Traders get cold feet ahead of Fed meet
MOST Asian markets retreated yesterday as sentiment turned cautious ahead of a United States Federal Reserve interest rate meeting while oil prices showed renewed signs of weakening.
This sort of volatility will likely be the norm this year, market watchers told The Straits Times. Investors should not be too hasty in expecting a full recovery, they added.
Singapore's benchmark Straits Times Index pared 7.62 points or 0.27 per cent to 2,839.44, snapping a two-day gain. Across the whole market, 1.77 billion shares worth $848.5 million changed hands.
The drop here came in tandem with the regional slide. Tokyo lost 0.68 per cent, as investors were disappointed by the Bank of Japan's decision to keep its monetary policy unchanged after its March meeting.
Hong Kong shed 0.72 per cent while Kuala Lumpur was down by 0.55 per cent. Shanghai managed to put on 0.17 per cent, saved by a late surge after a weak early showing.
Overnight, the Dow Jones Industrial Average added just 0.09 per cent, as investors took their money off the table to wait for more clarity on the Fed meeting outcome.
The same concern is also at play here, remisier Desmond Leong said, adding: "While a rate hike announcement is not expected, people still don't fancy taking their chances, so now they're waiting on the side to wait and see.
"But a correction should not be surprising after over two weeks of rebound. It won't be easy for the STI to retake the 2,890 level before the January crash. Overall, this year is still going to be volatile and it's unlikely that we will have a full recovery any time soon."
In the meantime, only nine of the 30 STI constituents rose yesterday. Singtel led the way, rising two cents or 0.53 per cent to $3.82.
Singapore Airlines put on six cents or 0.53 per cent to $11.41 while SIA Engineering closed up two cents or 0.56 per cent at $3.58.
The top losing blue chip yesterday was OCBC Bank, down six cents or 0.67 per cent to $8.89, as investors took profit after the counter topped the STI with its gain on Monday.
Keppel Corp dropped 11 cents or 1.82 per cent to $5.93, and Sembcorp Marine pared 3.5 cents or 2.04 per cent to $1.68, just as crude oil benchmark Brent futures slid further to below US$39 per barrel.
The renewed questions over the strength of oil prices means oil and gas firms could face more pressure.
"The recent rally of the oil and gas stocks could be short-lived in the absence of meaningful change in fundamentals. A near-term pull-back in oil prices is likely, as talks of output freeze may have hit a roadblock with Iran's resistance to take part and refineries entering their maintenance period in April," DBS analysts said in a note yesterday.

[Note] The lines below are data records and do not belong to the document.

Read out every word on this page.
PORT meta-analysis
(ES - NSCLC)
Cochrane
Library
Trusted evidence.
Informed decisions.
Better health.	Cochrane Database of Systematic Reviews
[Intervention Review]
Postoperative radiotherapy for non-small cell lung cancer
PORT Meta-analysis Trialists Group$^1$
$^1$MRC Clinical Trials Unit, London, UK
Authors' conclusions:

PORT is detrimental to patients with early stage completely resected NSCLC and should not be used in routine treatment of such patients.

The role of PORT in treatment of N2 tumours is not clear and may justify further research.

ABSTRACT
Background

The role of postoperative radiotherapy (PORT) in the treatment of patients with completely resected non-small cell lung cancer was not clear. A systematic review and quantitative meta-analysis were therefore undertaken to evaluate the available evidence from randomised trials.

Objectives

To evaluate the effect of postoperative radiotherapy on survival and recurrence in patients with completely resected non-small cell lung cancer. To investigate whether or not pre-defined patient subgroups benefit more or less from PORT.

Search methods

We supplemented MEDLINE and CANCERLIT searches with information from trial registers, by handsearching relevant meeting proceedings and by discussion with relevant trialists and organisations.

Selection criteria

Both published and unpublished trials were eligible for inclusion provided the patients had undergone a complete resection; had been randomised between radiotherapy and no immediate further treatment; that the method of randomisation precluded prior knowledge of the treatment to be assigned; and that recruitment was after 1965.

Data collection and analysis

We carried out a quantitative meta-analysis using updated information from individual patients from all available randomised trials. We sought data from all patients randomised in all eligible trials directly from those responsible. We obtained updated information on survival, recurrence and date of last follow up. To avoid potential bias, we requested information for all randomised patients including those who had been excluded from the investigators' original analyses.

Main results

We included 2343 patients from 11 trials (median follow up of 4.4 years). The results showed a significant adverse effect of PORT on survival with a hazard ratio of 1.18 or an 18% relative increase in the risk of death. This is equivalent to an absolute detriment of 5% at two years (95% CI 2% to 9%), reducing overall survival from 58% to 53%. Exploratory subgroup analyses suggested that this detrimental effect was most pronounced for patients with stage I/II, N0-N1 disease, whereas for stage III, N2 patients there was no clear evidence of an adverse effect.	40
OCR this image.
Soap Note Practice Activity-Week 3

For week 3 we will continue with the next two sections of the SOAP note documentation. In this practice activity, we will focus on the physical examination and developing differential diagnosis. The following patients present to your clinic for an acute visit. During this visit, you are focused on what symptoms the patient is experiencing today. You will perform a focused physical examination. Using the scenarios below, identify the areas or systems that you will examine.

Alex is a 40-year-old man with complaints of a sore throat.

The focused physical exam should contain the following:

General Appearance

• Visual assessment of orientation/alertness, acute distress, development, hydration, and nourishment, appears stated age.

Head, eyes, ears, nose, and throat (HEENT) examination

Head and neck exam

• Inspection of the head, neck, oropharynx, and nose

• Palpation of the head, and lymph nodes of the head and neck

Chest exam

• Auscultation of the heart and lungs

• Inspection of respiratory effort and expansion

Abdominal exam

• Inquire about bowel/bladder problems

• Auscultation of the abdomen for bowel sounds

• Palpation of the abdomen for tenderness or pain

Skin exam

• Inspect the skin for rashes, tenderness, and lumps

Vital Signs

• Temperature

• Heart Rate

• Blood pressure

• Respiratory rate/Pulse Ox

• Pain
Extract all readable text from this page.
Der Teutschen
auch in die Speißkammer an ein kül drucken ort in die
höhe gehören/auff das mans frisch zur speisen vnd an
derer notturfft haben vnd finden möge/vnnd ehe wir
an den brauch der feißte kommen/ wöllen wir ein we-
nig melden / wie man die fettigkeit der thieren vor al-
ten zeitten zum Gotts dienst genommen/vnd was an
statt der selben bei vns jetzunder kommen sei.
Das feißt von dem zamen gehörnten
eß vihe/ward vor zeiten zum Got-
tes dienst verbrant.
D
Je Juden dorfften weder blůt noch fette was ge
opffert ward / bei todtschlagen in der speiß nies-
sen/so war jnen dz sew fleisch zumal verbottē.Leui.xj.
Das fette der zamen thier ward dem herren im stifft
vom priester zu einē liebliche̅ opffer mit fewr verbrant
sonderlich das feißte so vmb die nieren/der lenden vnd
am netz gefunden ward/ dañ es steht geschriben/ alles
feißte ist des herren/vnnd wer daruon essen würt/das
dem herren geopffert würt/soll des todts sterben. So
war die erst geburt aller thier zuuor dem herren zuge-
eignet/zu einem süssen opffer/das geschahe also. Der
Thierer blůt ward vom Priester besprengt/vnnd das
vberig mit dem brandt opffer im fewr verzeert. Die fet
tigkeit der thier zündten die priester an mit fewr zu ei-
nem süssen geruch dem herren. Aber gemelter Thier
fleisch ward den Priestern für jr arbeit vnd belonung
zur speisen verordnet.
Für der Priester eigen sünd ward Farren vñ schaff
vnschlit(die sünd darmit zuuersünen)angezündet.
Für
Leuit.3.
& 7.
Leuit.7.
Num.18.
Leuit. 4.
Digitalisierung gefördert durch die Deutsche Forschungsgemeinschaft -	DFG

More impairments may hit sectoral firms this year, DBS added, noting Keppel could be under pressure to make provisions of up to $200 million for non-Sete Brasil projects.
Ezra Holdings, which was yesterday's top active counter with 261.2 million shares traded, has made no provisions so far. But impairments may be unavoidable this year as oil price woes continue.
It slid half a cent or 4.24 per cent to 11.3 cents.